Exile

Andy Ide“We are ruined.”  A fellow Allender Center teacher recently spoke these words as our staff wrapped up a conversation over breakfast. In discussing our personal therapy, we concluded that the therapists we most admired, and would most like to receive counseling from, were often already colleagues or friends.  We arrived at the paradox of our unique form of exile—the more we connect with like-minded folks the more limited our choice of therapists to work with becomes. If there is a standing theme of being a therapist and training other therapists, it is the waxing and waning of exile.

As a therapist, my work involves stepping into people’s lives in a search for the exiled and despised portions of their story, that they might discover and embrace blessing.  This work is often done in a one on one setting where we join together, but inevitably we must part.  The work sets up the leaving from the first moment.  To be of any help, I must know the look, feel, taste, odor and sound of exile. Daily, I am reacquainted with it as my clients exit my office and I return home with tales of both exile and return which ethics, law and good self-care mandate that I keep to myself.  In the context of supervision and consultation groups, I am able to share the glorious, desperate and confusing moments of therapy.  But it is always in the context of exiles joining together to be of support rather than an ever-present community.

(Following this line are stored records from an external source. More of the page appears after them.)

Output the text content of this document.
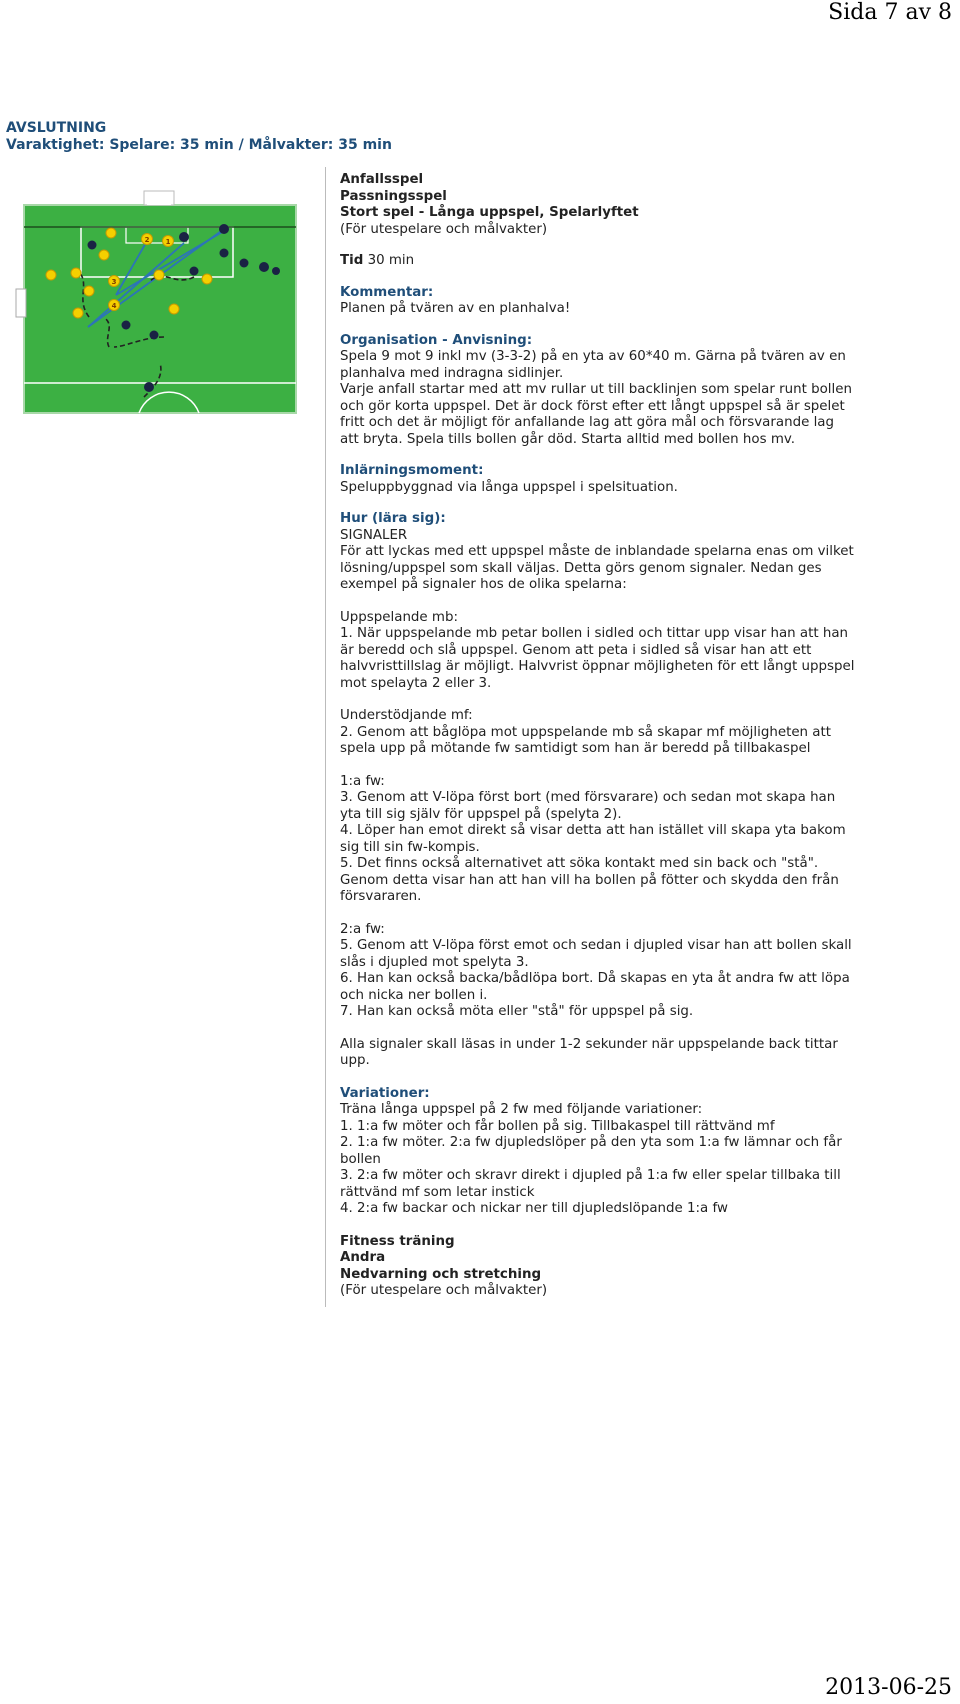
Sida 7 av 8
AVSLUTNING
Varaktighet: Spelare: 35 min / Målvakter: 35 min
2 1
3
4
Anfallsspel
Passningsspel
Stort spel - Långa uppspel, Spelarlyftet
(För utespelare och målvakter)
Tid 30 min
Kommentar:
Planen på tvären av en planhalva!
Organisation - Anvisning:
Spela 9 mot 9 inkl mv (3-3-2) på en yta av 60*40 m. Gärna på tvären av en
planhalva med indragna sidlinjer.
Varje anfall startar med att mv rullar ut till backlinjen som spelar runt bollen
och gör korta uppspel. Det är dock först efter ett långt uppspel så är spelet
fritt och det är möjligt för anfallande lag att göra mål och försvarande lag
att bryta. Spela tills bollen går död. Starta alltid med bollen hos mv.
Inlärningsmoment:
Speluppbyggnad via långa uppspel i spelsituation.
Hur (lära sig):
SIGNALER
För att lyckas med ett uppspel måste de inblandade spelarna enas om vilket
lösning/uppspel som skall väljas. Detta görs genom signaler. Nedan ges
exempel på signaler hos de olika spelarna:
Uppspelande mb:
1. När uppspelande mb petar bollen i sidled och tittar upp visar han att han
är beredd och slå uppspel. Genom att peta i sidled så visar han att ett
halvvristtillslag är möjligt. Halvvrist öppnar möjligheten för ett långt uppspel
mot spelayta 2 eller 3.
Understödjande mf:
2. Genom att båglöpa mot uppspelande mb så skapar mf möjligheten att
spela upp på mötande fw samtidigt som han är beredd på tillbakaspel
1:a fw:
3. Genom att V-löpa först bort (med försvarare) och sedan mot skapa han
yta till sig själv för uppspel på (spelyta 2).
4. Löper han emot direkt så visar detta att han istället vill skapa yta bakom
sig till sin fw-kompis.
5. Det finns också alternativet att söka kontakt med sin back och "stå".
Genom detta visar han att han vill ha bollen på fötter och skydda den från
försvararen.
2:a fw:
5. Genom att V-löpa först emot och sedan i djupled visar han att bollen skall
slås i djupled mot spelyta 3.
6. Han kan också backa/bådlöpa bort. Då skapas en yta åt andra fw att löpa
och nicka ner bollen i.
7. Han kan också möta eller "stå" för uppspel på sig.
Alla signaler skall läsas in under 1-2 sekunder när uppspelande back tittar
upp.
Variationer:
Träna långa uppspel på 2 fw med följande variationer:
1. 1:a fw möter och får bollen på sig. Tillbakaspel till rättvänd mf
2. 1:a fw möter. 2:a fw djupledslöper på den yta som 1:a fw lämnar och får
bollen
3. 2:a fw möter och skravr direkt i djupled på 1:a fw eller spelar tillbaka till
rättvänd mf som letar instick
4. 2:a fw backar och nickar ner till djupledslöpande 1:a fw
Fitness träning
Andra
Nedvarning och stretching
(För utespelare och målvakter)
2013-06-25
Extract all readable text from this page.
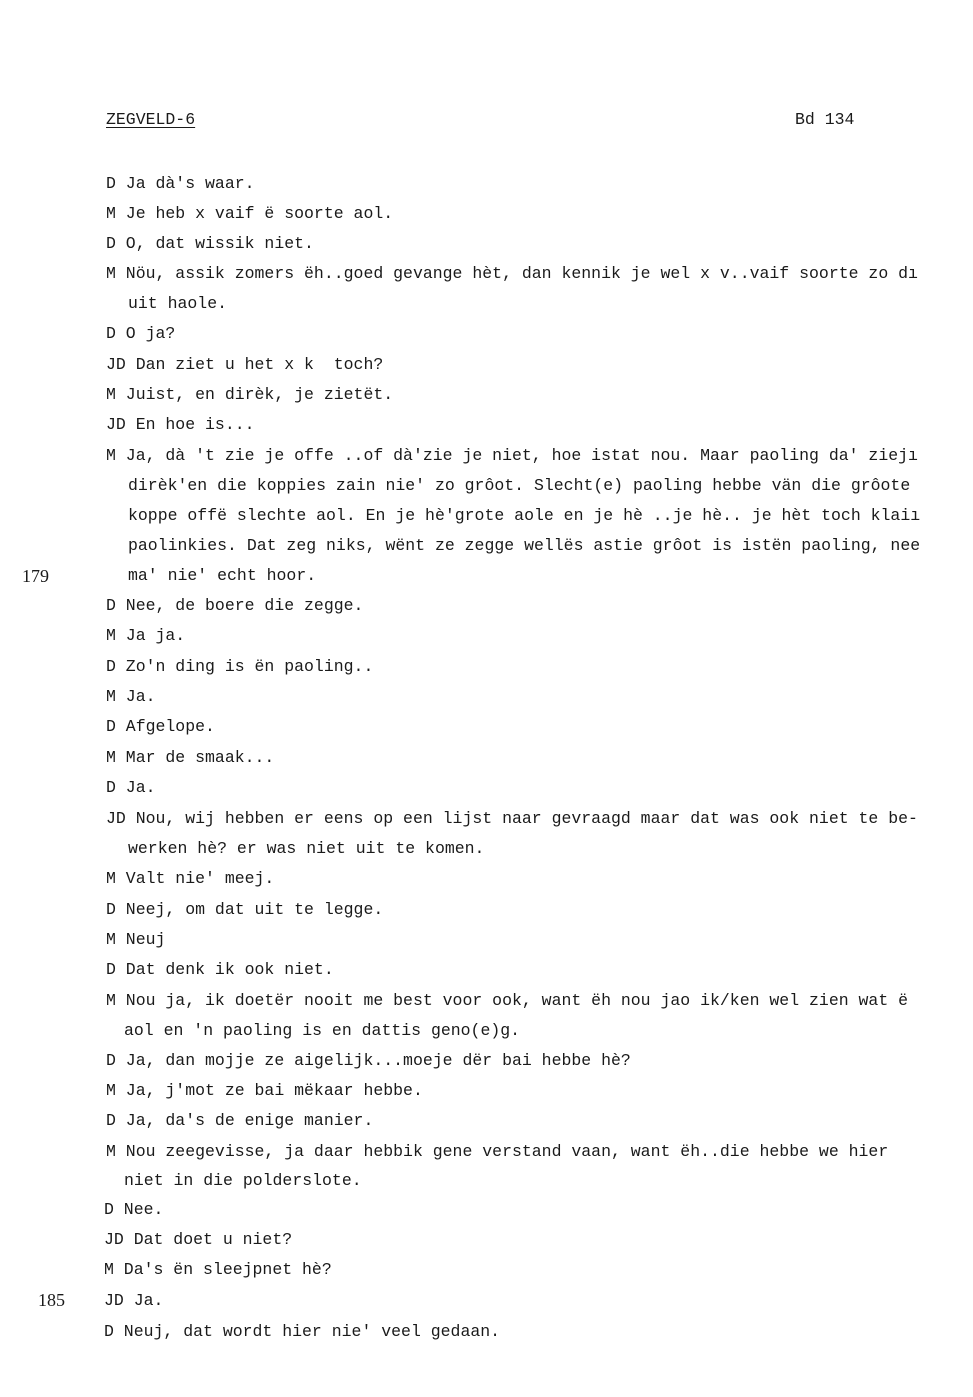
ZEGVELD-6	Bd 134
179
185
D Ja dà's waar.
M Je heb x vaif ë soorte aol.
D O, dat wissik niet.
M Nöu, assik zomers ëh..goed gevange hèt, dan kennik je wel x v..vaif soorte zo dı
uit haole.
D O ja?
JD Dan ziet u het x k  toch?
M Juist, en dirèk, je zietët.
JD En hoe is...
M Ja, dà 't zie je offe ..of dà'zie je niet, hoe istat nou. Maar paoling da' ziejı
dirèk'en die koppies zain nie' zo grôot. Slecht(e) paoling hebbe vän die grôote
koppe offë slechte aol. En je hè'grote aole en je hè ..je hè.. je hèt toch klaiı
paolinkies. Dat zeg niks, wënt ze zegge wellës astie grôot is istën paoling, nee
ma' nie' echt hoor.
D Nee, de boere die zegge.
M Ja ja.
D Zo'n ding is ën paoling..
M Ja.
D Afgelope.
M Mar de smaak...
D Ja.
JD Nou, wij hebben er eens op een lijst naar gevraagd maar dat was ook niet te be-
werken hè? er was niet uit te komen.
M Valt nie' meej.
D Neej, om dat uit te legge.
M Neuj
D Dat denk ik ook niet.
M Nou ja, ik doetër nooit me best voor ook, want ëh nou jao ik/ken wel zien wat ë
aol en 'n paoling is en dattis geno(e)g.
D Ja, dan mojje ze aigelijk...moeje dër bai hebbe hè?
M Ja, j'mot ze bai mëkaar hebbe.
D Ja, da's de enige manier.
M Nou zeegevisse, ja daar hebbik gene verstand vaan, want ëh..die hebbe we hier
niet in die polderslote.
D Nee.
JD Dat doet u niet?
M Da's ën sleejpnet hè?
JD Ja.
D Neuj, dat wordt hier nie' veel gedaan.
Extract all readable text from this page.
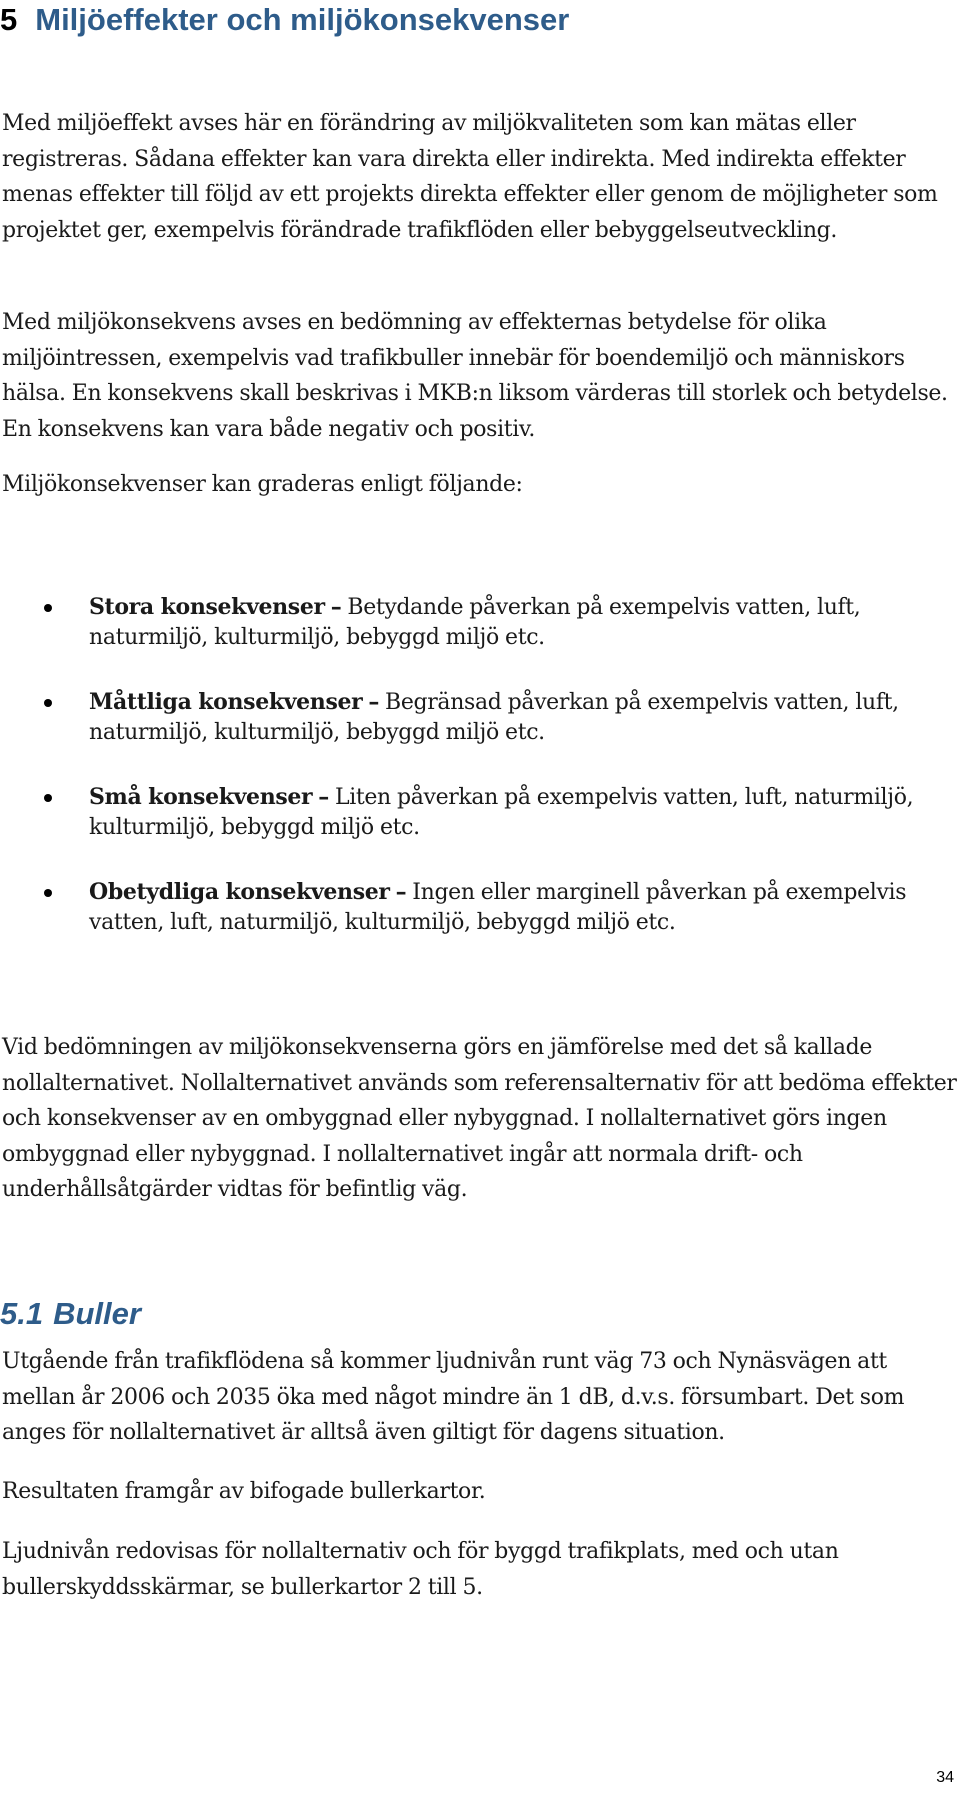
5 Miljöeffekter och miljökonsekvenser

Med miljöeffekt avses här en förändring av miljökvaliteten som kan mätas eller registreras. Sådana effekter kan vara direkta eller indirekta. Med indirekta effekter menas effekter till följd av ett projekts direkta effekter eller genom de möjligheter som projektet ger, exempelvis förändrade trafikflöden eller bebyggelseutveckling.

Med miljökonsekvens avses en bedömning av effekternas betydelse för olika miljöintressen, exempelvis vad trafikbuller innebär för boendemiljö och människors hälsa. En konsekvens skall beskrivas i MKB:n liksom värderas till storlek och betydelse. En konsekvens kan vara både negativ och positiv.

Miljökonsekvenser kan graderas enligt följande:

Stora konsekvenser – Betydande påverkan på exempelvis vatten, luft, naturmiljö, kulturmiljö, bebyggd miljö etc.
Måttliga konsekvenser – Begränsad påverkan på exempelvis vatten, luft, naturmiljö, kulturmiljö, bebyggd miljö etc.
Små konsekvenser – Liten påverkan på exempelvis vatten, luft, naturmiljö, kulturmiljö, bebyggd miljö etc.
Obetydliga konsekvenser – Ingen eller marginell påverkan på exempelvis vatten, luft, naturmiljö, kulturmiljö, bebyggd miljö etc.

Vid bedömningen av miljökonsekvenserna görs en jämförelse med det så kallade nollalternativet. Nollalternativet används som referensalternativ för att bedöma effekter och konsekvenser av en ombyggnad eller nybyggnad. I nollalternativet görs ingen ombyggnad eller nybyggnad. I nollalternativet ingår att normala drift- och underhållsåtgärder vidtas för befintlig väg.

5.1 Buller

Utgående från trafikflödena så kommer ljudnivån runt väg 73 och Nynäsvägen att mellan år 2006 och 2035 öka med något mindre än 1 dB, d.v.s. försumbart. Det som anges för nollalternativet är alltså även giltigt för dagens situation.

Resultaten framgår av bifogade bullerkartor.

Ljudnivån redovisas för nollalternativ och för byggd trafikplats, med och utan bullerskyddsskärmar, se bullerkartor 2 till 5.

34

This experience of exile has been ever-present as I have traveled with The Allender Center staff to St. Louis, for the Advanced Counseling Certificate.  My journey always begins with several of the teaching staff coming together to share a ride to the airport.  Then at the gate, we meet up with the rest of our team.  The coming together is wonderful and there is much to share.  A day of travel brings us to St. Louis where we make our way to the hotel.  I usually see a couple of the participants in my learning group and greet them—more exiles gathered together.  Finally, the first morning brings everyone together for the large group teaching and the small group interaction—a full communion of exiles.  Knowing that this is not a natural state on this earth, we soak this up.  As the teaching and experiences both fill up and exhaust us over four days, the time to part approaches, and the earlier process reverses:  I part with the participants, enjoy a last day of conversation, play and travel with the staff before bidding adieu near the baggage claim, and then a quick drive home.  It is so good to be home.  And yet I can only narrate to my wife but a fraction of what I’ve seen, known, spoken and received while I was away.  My vocation as a therapist has brought every sinew and synapse of my body into deeper contact with exile and brought a greater hunger for Heaven—a place where confidentiality will not be a factor as we rejoice, grieve and brag on each other with gusto.